The law runs across millions of statutes, regulations, deeds, and other documents. And sometimes, the problem facing policymakers, judges, and reformers is simply knowing what the law is.
In our paper, “What Is the Law? A System for Statutory Research (STARA) with Large Language Models,” we introduce an automated system that aims to address the unique challenges of statutory research by rapidly parsing and compiling legal provisions. It enables researchers, advocates, attorneys, and government officials to understand the full breadth of legislative mandates. Our work highlights the promise of using large language models (LLMs) to build domain-specific systems that perform well in complex fields such as statutory research, where they can help governments reduce policy sludge and pave the way for meaningful statutory reform.
The Solution
We developed the Statutory Research Assistant (STARA), a domain-informed AI system designed to automate statutory and regulatory research. STARA performs comprehensive statutory surveys, i.e., systematic compilations of legal provisions relevant to a given question or policy area.

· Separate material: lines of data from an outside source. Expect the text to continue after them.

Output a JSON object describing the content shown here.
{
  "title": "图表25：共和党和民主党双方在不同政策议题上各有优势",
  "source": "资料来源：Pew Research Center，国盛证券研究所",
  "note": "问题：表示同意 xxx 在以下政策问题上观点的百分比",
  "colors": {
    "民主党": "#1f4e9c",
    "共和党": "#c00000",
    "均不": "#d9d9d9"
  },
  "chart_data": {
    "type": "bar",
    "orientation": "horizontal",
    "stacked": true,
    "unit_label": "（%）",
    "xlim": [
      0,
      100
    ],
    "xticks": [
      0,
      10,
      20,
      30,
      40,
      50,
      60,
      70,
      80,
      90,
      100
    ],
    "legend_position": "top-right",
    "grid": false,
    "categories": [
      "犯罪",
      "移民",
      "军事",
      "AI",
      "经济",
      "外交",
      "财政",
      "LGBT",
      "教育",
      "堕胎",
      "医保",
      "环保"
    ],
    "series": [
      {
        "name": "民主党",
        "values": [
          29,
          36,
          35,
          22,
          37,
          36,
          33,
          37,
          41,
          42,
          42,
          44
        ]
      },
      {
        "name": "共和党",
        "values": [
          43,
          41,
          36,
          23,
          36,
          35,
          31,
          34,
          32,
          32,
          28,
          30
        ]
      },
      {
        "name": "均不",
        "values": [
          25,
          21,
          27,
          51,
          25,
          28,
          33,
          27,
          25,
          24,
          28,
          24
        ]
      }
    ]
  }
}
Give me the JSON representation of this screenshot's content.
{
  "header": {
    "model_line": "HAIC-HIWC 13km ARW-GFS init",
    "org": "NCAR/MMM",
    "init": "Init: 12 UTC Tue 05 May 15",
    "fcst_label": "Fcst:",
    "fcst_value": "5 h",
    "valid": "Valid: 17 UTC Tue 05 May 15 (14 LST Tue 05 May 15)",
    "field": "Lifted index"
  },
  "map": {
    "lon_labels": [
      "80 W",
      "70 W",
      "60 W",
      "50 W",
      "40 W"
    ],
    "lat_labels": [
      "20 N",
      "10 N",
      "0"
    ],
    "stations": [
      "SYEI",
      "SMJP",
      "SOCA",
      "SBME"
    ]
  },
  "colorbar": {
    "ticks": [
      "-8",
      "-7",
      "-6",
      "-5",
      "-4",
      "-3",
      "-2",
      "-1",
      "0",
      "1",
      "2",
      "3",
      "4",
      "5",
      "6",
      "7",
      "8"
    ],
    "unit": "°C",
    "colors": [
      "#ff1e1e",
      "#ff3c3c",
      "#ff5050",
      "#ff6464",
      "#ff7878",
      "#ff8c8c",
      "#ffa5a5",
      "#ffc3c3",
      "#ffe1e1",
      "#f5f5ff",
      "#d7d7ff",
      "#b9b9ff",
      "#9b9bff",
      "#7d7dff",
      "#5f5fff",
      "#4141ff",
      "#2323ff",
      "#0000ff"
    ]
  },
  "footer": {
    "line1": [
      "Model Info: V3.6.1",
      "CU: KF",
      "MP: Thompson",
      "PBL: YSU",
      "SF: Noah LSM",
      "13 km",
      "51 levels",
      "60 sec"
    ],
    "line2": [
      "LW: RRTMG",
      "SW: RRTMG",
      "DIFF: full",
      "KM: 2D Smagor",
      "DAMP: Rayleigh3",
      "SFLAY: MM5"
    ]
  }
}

Unlike general-purpose tools, STARA exploits the capabilities of frontier AI models and a domain-specific architecture tailored to the structure of legal codes. It incorporates key elements such as hierarchical organization, cross-references, and definitions—unique features of legal codes that have made manual and automated approaches to statutory research challenging. Intuitively, STARA represents legal codes in the way the basics of statutory interpretation are taught to law students.
STARA’s research pipeline operates in three stages. First, it preprocesses and segments statutory codes into enumerable units, annotating each with relevant legal context drawn from headings, cross-references, definitions, and editorial notes. Then, it uses LLMs to reason about statutory language, classify provisions, and extract structured information. Finally, STARA can agentically organize, analyze, and report on the results of its statutory surveys.
This approach not only enables higher precision and recall than general-purpose tools, but it can also be adapted to parse diverse bodies of law—from the U.S. Code to state codes to city municipal codes. We benchmark STARA’s performance and show that it makes frontier LLMs as much as three times more accurate on complex statutory research tasks relative to a general-purpose AI system, making previously infeasible research efforts not just possible, but trivial.